In Milwaukee History

This former schoolhouse is, to my knowledge, the second oldest standing. (Photo: Pevnick Design)

In Milwaukee History

The school as it appeared in 1892, when it was still called District 16-2 Annex. (Photo: Pevnick Design)

In Milwaukee History

From two of the classrooms students could see Wisconsin Avenue School, previously called District 16-2.

In Milwaukee History

There are four classrooms in the building, which was erected in 1878.

In Milwaukee History

There are doors that still have the original decorative hardware.

In Milwaukee History

I found at least three amazing radiators, the likes of which I've never seen before in an old schoolhouse. This one is in a first floor classroom.

In Milwaukee History

This one, with a Greek Revival foot, is in the same classroom. You think Harley engine designers had seen this one?

In Milwaukee History

This long radiator is in the classroom above.

In Milwaukee History

The building still has its hardwood floors, wainscoting and other woodwork.

In Milwaukee History

The ceilings are tongue-and-groove.

In Milwaukee History

The unlit attic (which explains this grainy photo) has a ladder up to the bell tower, which is now gone.

In Milwaukee History

Vintage door hardware on the basement door that leads beneath the porch.

In Milwaukee History

The basement has arched openings, like so many other 19th century schoolhouses.

Urban spelunking: Clybourn Street/Mary Hill School & Pevnick Design

For a long time, I've been quietly trying to nudge my way in to see the former Clybourn Street School, 527 N. 27th St., between Clybourn and Michigan.

This week I finally got a tour and my visit was a surprise, but not for the reasons I expected.

Built in 1878 as District 16-2 annex (16-2 was the old Wisconsin Avenue School, whose building was replaced with the currently closed one in 1919), the school was renamed Clybourn Street School in 1912, when many MPS schools were renamed for their locations. It was also briefly called the Grand Avenue Annex, and for eight years, from 1931, it was called Mary Hill, in honor of a district principal.

The school closed in 1931. But that seems almost hard to believe. Its tiny vestibule, short staircases and four classrooms with soaring 13-foot ceilings still shout "schoolhouse," thanks to nine-foot-tall windows, wainscoting all around, hardwood floors and tongue-and-groove planked ceilings.

Of course, I asked to see the attic – you know me by now, right? – but the bulbs were out, so I didn't see anything beyond what I could make out from some random flash photos I took. There's a ladder up to the old bell tower, but the tower fell into disrepair and was removed for safety reasons.

The school's entry staircase (visible in the 1892 photo above) was, at some point, replaced with the current porch. A large warehouse structure was added to the back, apparently in the 1940s, and that space was later enlarged, too.

The basement is exactly what you'd expect: rusticated stone foundation topped with cream city brick walls, with a small boiler room, though when it was built the school was likely heated by stoves.
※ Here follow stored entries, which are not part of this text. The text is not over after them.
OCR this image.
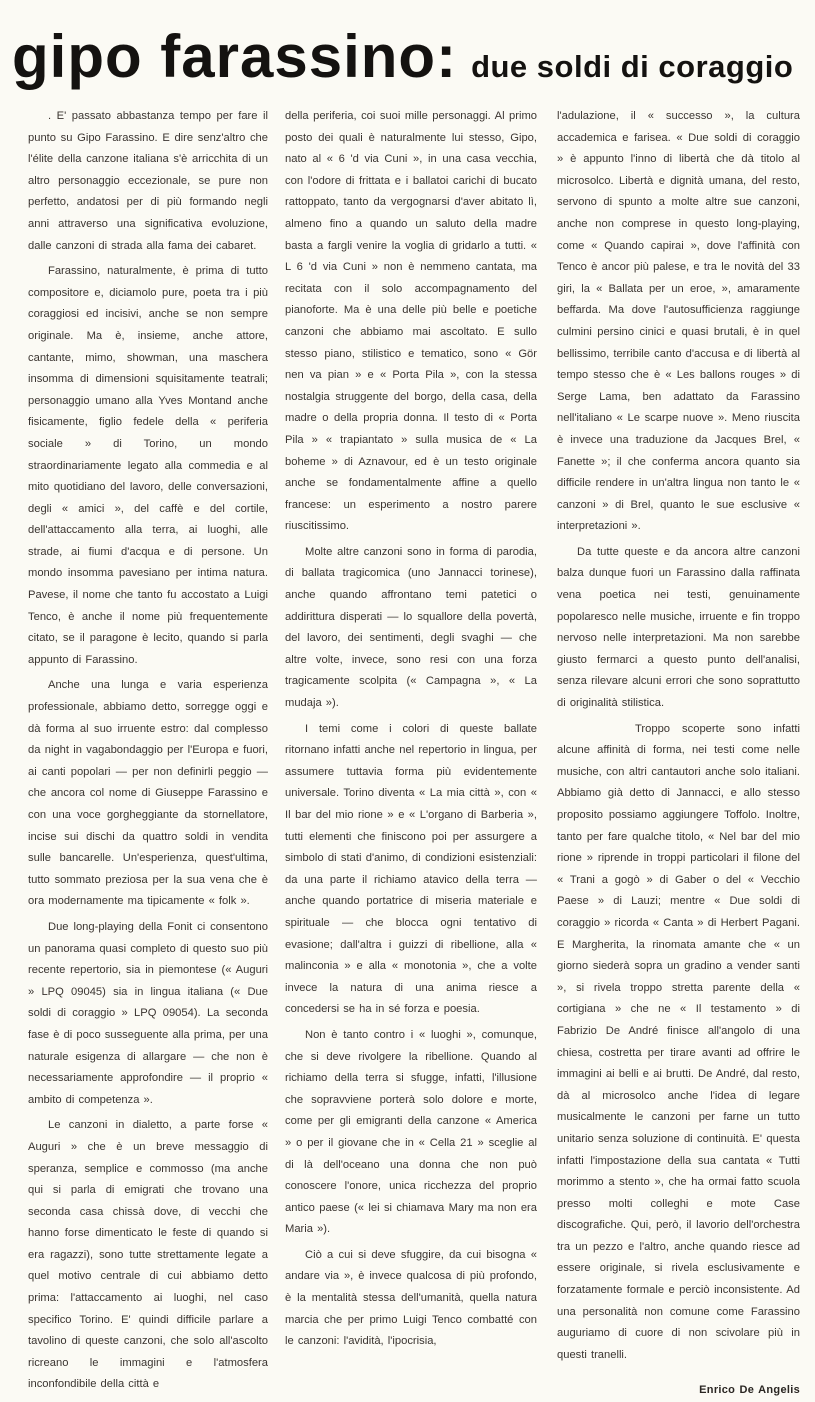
gipo farassino: due soldi di coraggio

. E' passato abbastanza tempo per fare il punto su Gipo Farassino. E dire senz'altro che l'élite della canzone italiana s'è arricchita di un altro personaggio eccezionale, se pure non perfetto, andatosi per di più formando negli anni attraverso una significativa evoluzione, dalle canzoni di strada alla fama dei cabaret.

Farassino, naturalmente, è prima di tutto compositore e, diciamolo pure, poeta tra i più coraggiosi ed incisivi, anche se non sempre originale. Ma è, insieme, anche attore, cantante, mimo, showman, una maschera insomma di dimensioni squisitamente teatrali; personaggio umano alla Yves Montand anche fisicamente, figlio fedele della « periferia sociale » di Torino, un mondo straordinariamente legato alla commedia e al mito quotidiano del lavoro, delle conversazioni, degli « amici », del caffè e del cortile, dell'attaccamento alla terra, ai luoghi, alle strade, ai fiumi d'acqua e di persone. Un mondo insomma pavesiano per intima natura. Pavese, il nome che tanto fu accostato a Luigi Tenco, è anche il nome più frequentemente citato, se il paragone è lecito, quando si parla appunto di Farassino.

Anche una lunga e varia esperienza professionale, abbiamo detto, sorregge oggi e dà forma al suo irruente estro: dal complesso da night in vagabondaggio per l'Europa e fuori, ai canti popolari — per non definirli peggio — che ancora col nome di Giuseppe Farassino e con una voce gorgheggiante da stornellatore, incise sui dischi da quattro soldi in vendita sulle bancarelle. Un'esperienza, quest'ultima, tutto sommato preziosa per la sua vena che è ora modernamente ma tipicamente « folk ».

Due long-playing della Fonit ci consentono un panorama quasi completo di questo suo più recente repertorio, sia in piemontese (« Auguri » LPQ 09045) sia in lingua italiana (« Due soldi di coraggio » LPQ 09054). La seconda fase è di poco susseguente alla prima, per una naturale esigenza di allargare — che non è necessariamente approfondire — il proprio « ambito di competenza ».

Le canzoni in dialetto, a parte forse « Auguri » che è un breve messaggio di speranza, semplice e commosso (ma anche qui si parla di emigrati che trovano una seconda casa chissà dove, di vecchi che hanno forse dimenticato le feste di quando si era ragazzi), sono tutte strettamente legate a quel motivo centrale di cui abbiamo detto prima: l'attaccamento ai luoghi, nel caso specifico Torino. E' quindi difficile parlare a tavolino di queste canzoni, che solo all'ascolto ricreano le immagini e l'atmosfera inconfondibile della città e

della periferia, coi suoi mille personaggi. Al primo posto dei quali è naturalmente lui stesso, Gipo, nato al « 6 'd via Cuni », in una casa vecchia, con l'odore di frittata e i ballatoi carichi di bucato rattoppato, tanto da vergognarsi d'aver abitato lì, almeno fino a quando un saluto della madre basta a fargli venire la voglia di gridarlo a tutti. « L 6 'd via Cuni » non è nemmeno cantata, ma recitata con il solo accompagnamento del pianoforte. Ma è una delle più belle e poetiche canzoni che abbiamo mai ascoltato. E sullo stesso piano, stilistico e tematico, sono « Gör nen va pian » e « Porta Pila », con la stessa nostalgia struggente del borgo, della casa, della madre o della propria donna. Il testo di « Porta Pila » « trapiantato » sulla musica de « La boheme » di Aznavour, ed è un testo originale anche se fondamentalmente affine a quello francese: un esperimento a nostro parere riuscitissimo.

Molte altre canzoni sono in forma di parodia, di ballata tragicomica (uno Jannacci torinese), anche quando affrontano temi patetici o addirittura disperati — lo squallore della povertà, del lavoro, dei sentimenti, degli svaghi — che altre volte, invece, sono resi con una forza tragicamente scolpita (« Campagna », « La mudaja »).

I temi come i colori di queste ballate ritornano infatti anche nel repertorio in lingua, per assumere tuttavia forma più evidentemente universale. Torino diventa « La mia città », con « Il bar del mio rione » e « L'organo di Barberia », tutti elementi che finiscono poi per assurgere a simbolo di stati d'animo, di condizioni esistenziali: da una parte il richiamo atavico della terra — anche quando portatrice di miseria materiale e spirituale — che blocca ogni tentativo di evasione; dall'altra i guizzi di ribellione, alla « malinconia » e alla « monotonia », che a volte invece la natura di una anima riesce a concedersi se ha in sé forza e poesia.

Non è tanto contro i « luoghi », comunque, che si deve rivolgere la ribellione. Quando al richiamo della terra si sfugge, infatti, l'illusione che sopravviene porterà solo dolore e morte, come per gli emigranti della canzone « America » o per il giovane che in « Cella 21 » sceglie al di là dell'oceano una donna che non può conoscere l'onore, unica ricchezza del proprio antico paese (« lei si chiamava Mary ma non era Maria »).

Ciò a cui si deve sfuggire, da cui bisogna « andare via », è invece qualcosa di più profondo, è la mentalità stessa dell'umanità, quella natura marcia che per primo Luigi Tenco combatté con le canzoni: l'avidità, l'ipocrisia,

l'adulazione, il « successo », la cultura accademica e farisea. « Due soldi di coraggio » è appunto l'inno di libertà che dà titolo al microsolco. Libertà e dignità umana, del resto, servono di spunto a molte altre sue canzoni, anche non comprese in questo long-playing, come « Quando capirai », dove l'affinità con Tenco è ancor più palese, e tra le novità del 33 giri, la « Ballata per un eroe, », amaramente beffarda. Ma dove l'autosufficienza raggiunge culmini persino cinici e quasi brutali, è in quel bellissimo, terribile canto d'accusa e di libertà al tempo stesso che è « Les ballons rouges » di Serge Lama, ben adattato da Farassino nell'italiano « Le scarpe nuove ». Meno riuscita è invece una traduzione da Jacques Brel, « Fanette »; il che conferma ancora quanto sia difficile rendere in un'altra lingua non tanto le « canzoni » di Brel, quanto le sue esclusive « interpretazioni ».

Da tutte queste e da ancora altre canzoni balza dunque fuori un Farassino dalla raffinata vena poetica nei testi, genuinamente popolaresco nelle musiche, irruente e fin troppo nervoso nelle interpretazioni. Ma non sarebbe giusto fermarci a questo punto dell'analisi, senza rilevare alcuni errori che sono soprattutto di originalità stilistica.

Troppo scoperte sono infatti alcune affinità di forma, nei testi come nelle musiche, con altri cantautori anche solo italiani. Abbiamo già detto di Jannacci, e allo stesso proposito possiamo aggiungere Toffolo. Inoltre, tanto per fare qualche titolo, « Nel bar del mio rione » riprende in troppi particolari il filone del « Trani a gogò » di Gaber o del « Vecchio Paese » di Lauzi; mentre « Due soldi di coraggio » ricorda « Canta » di Herbert Pagani. E Margherita, la rinomata amante che « un giorno siederà sopra un gradino a vender santi », si rivela troppo stretta parente della « cortigiana » che ne « Il testamento » di Fabrizio De André finisce all'angolo di una chiesa, costretta per tirare avanti ad offrire le immagini ai belli e ai brutti. De André, dal resto, dà al microsolco anche l'idea di legare musicalmente le canzoni per farne un tutto unitario senza soluzione di continuità. E' questa infatti l'impostazione della sua cantata « Tutti morimmo a stento », che ha ormai fatto scuola presso molti colleghi e mote Case discografiche. Qui, però, il lavorio dell'orchestra tra un pezzo e l'altro, anche quando riesce ad essere originale, si rivela esclusivamente e forzatamente formale e perciò inconsistente. Ad una personalità non comune come Farassino auguriamo di cuore di non scivolare più in questi tranelli.

Enrico De Angelis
By 1894, it had a boiler for steam and hot air heating.

The building is owned now by Stephen Pevnick, who runs his Pevnick Design company out of the back. In the old building is a range of tenants, including musicians and dance studios.

The big surprise for me was to hear about Pevnick's work and to see it in action.
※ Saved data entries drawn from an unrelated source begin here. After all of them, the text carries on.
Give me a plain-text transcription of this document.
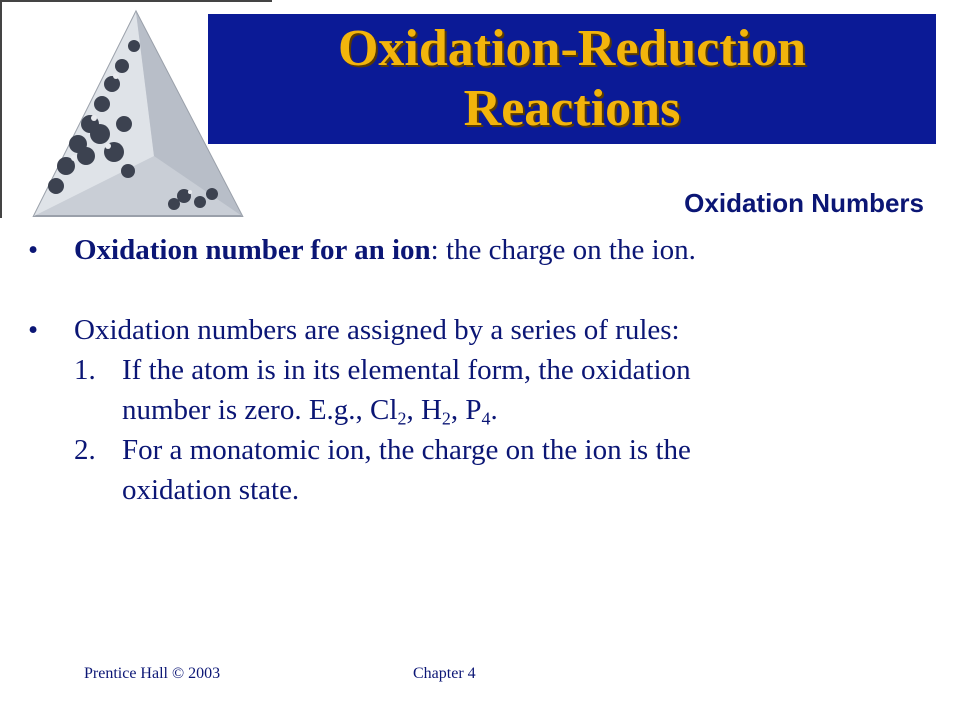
Oxidation-Reduction
Reactions
Oxidation Numbers
•	Oxidation number for an ion: the charge on the ion.
•	Oxidation numbers are assigned by a series of rules:
1. If the atom is in its elemental form, the oxidation
number is zero. E.g., $Cl_2$, $H_2$, $P_4$.
2. For a monatomic ion, the charge on the ion is the
oxidation state.
Prentice Hall © 2003	Chapter 4
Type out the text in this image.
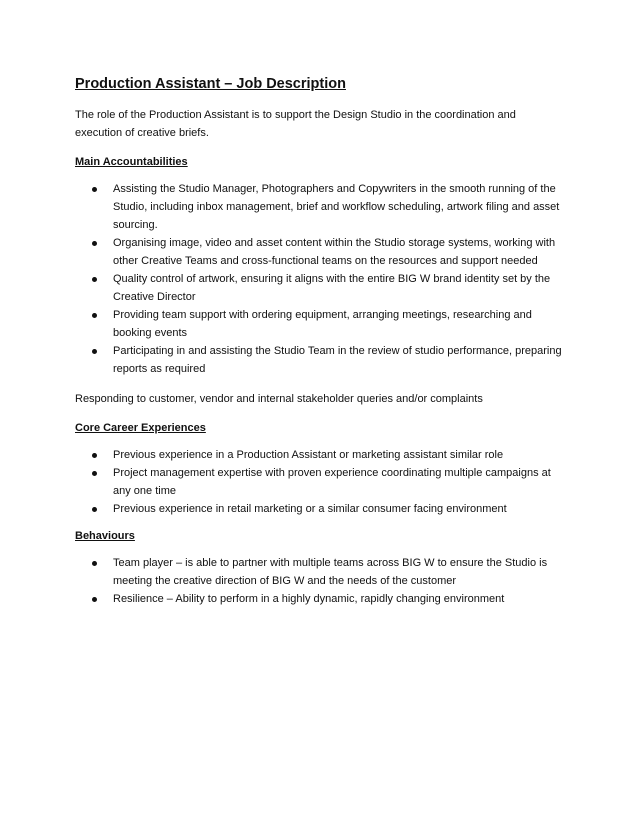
Production Assistant – Job Description

The role of the Production Assistant is to support the Design Studio in the coordination and execution of creative briefs.

Main Accountabilities
Assisting the Studio Manager, Photographers and Copywriters in the smooth running of the Studio, including inbox management, brief and workflow scheduling, artwork filing and asset sourcing.
Organising image, video and asset content within the Studio storage systems, working with other Creative Teams and cross-functional teams on the resources and support needed
Quality control of artwork, ensuring it aligns with the entire BIG W brand identity set by the Creative Director
Providing team support with ordering equipment, arranging meetings, researching and booking events
Participating in and assisting the Studio Team in the review of studio performance, preparing reports as required

Responding to customer, vendor and internal stakeholder queries and/or complaints

Core Career Experiences
Previous experience in a Production Assistant or marketing assistant similar role
Project management expertise with proven experience coordinating multiple campaigns at any one time
Previous experience in retail marketing or a similar consumer facing environment
Behaviours
Team player – is able to partner with multiple teams across BIG W to ensure the Studio is meeting the creative direction of BIG W and the needs of the customer
Resilience – Ability to perform in a highly dynamic, rapidly changing environment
Pevnick, an art professor at UW-Milwaukee, began looking into ways to intertwine rhythm and water in the 1970s and created technologies to make those explorations reality. He started his company, Pevnick Design, Inc., and began creating graphical waterfalls and other water features and selling them around the U.S. to malls, office buildings, casinos, trade shows and the like.

He pretty much had the sector sewn up until success propelled him to Europe, at which point larger companies with the financial wherewithal were able to copy his work. But Pevnick and his Milwaukee-based company are still in demand.

Just look at the map on the shop wall. Each pin denotes a job completed. The map – from the U.S. to Asia to Europe to the Middle East to Central America – looks like a pincushion.

Pevnick did many trade show exhibits – really, really elaborate works – for the likes of Kohler, Daimler Chrysler and Jeep. In 2006 he did an amazing display in Bangkok for a huge party thrown by the king of Thailand. He designed a water feature for the Atlanta Olympics.

More recently, his work is what doused the band Fun. on the Grammys telecast.

Earlier this summer Pevnick created a fountain for Nestle that responded to questions posed by passersby.

Pevnick will throw open the doors to his studio and to the former Clybourn Street/Mary Hill School this weekend as part of Historic Milwaukee, Inc.'s Doors Open Milwaukee event.

The building will open on Sunday only, from 10 a.m. until 5 p.m., with the final admission at 4:45.

Not only will you get to see a piece of Milwaukee schoolhouse history, but you can see a hometown technology business that quietly thrives on the near-West Side.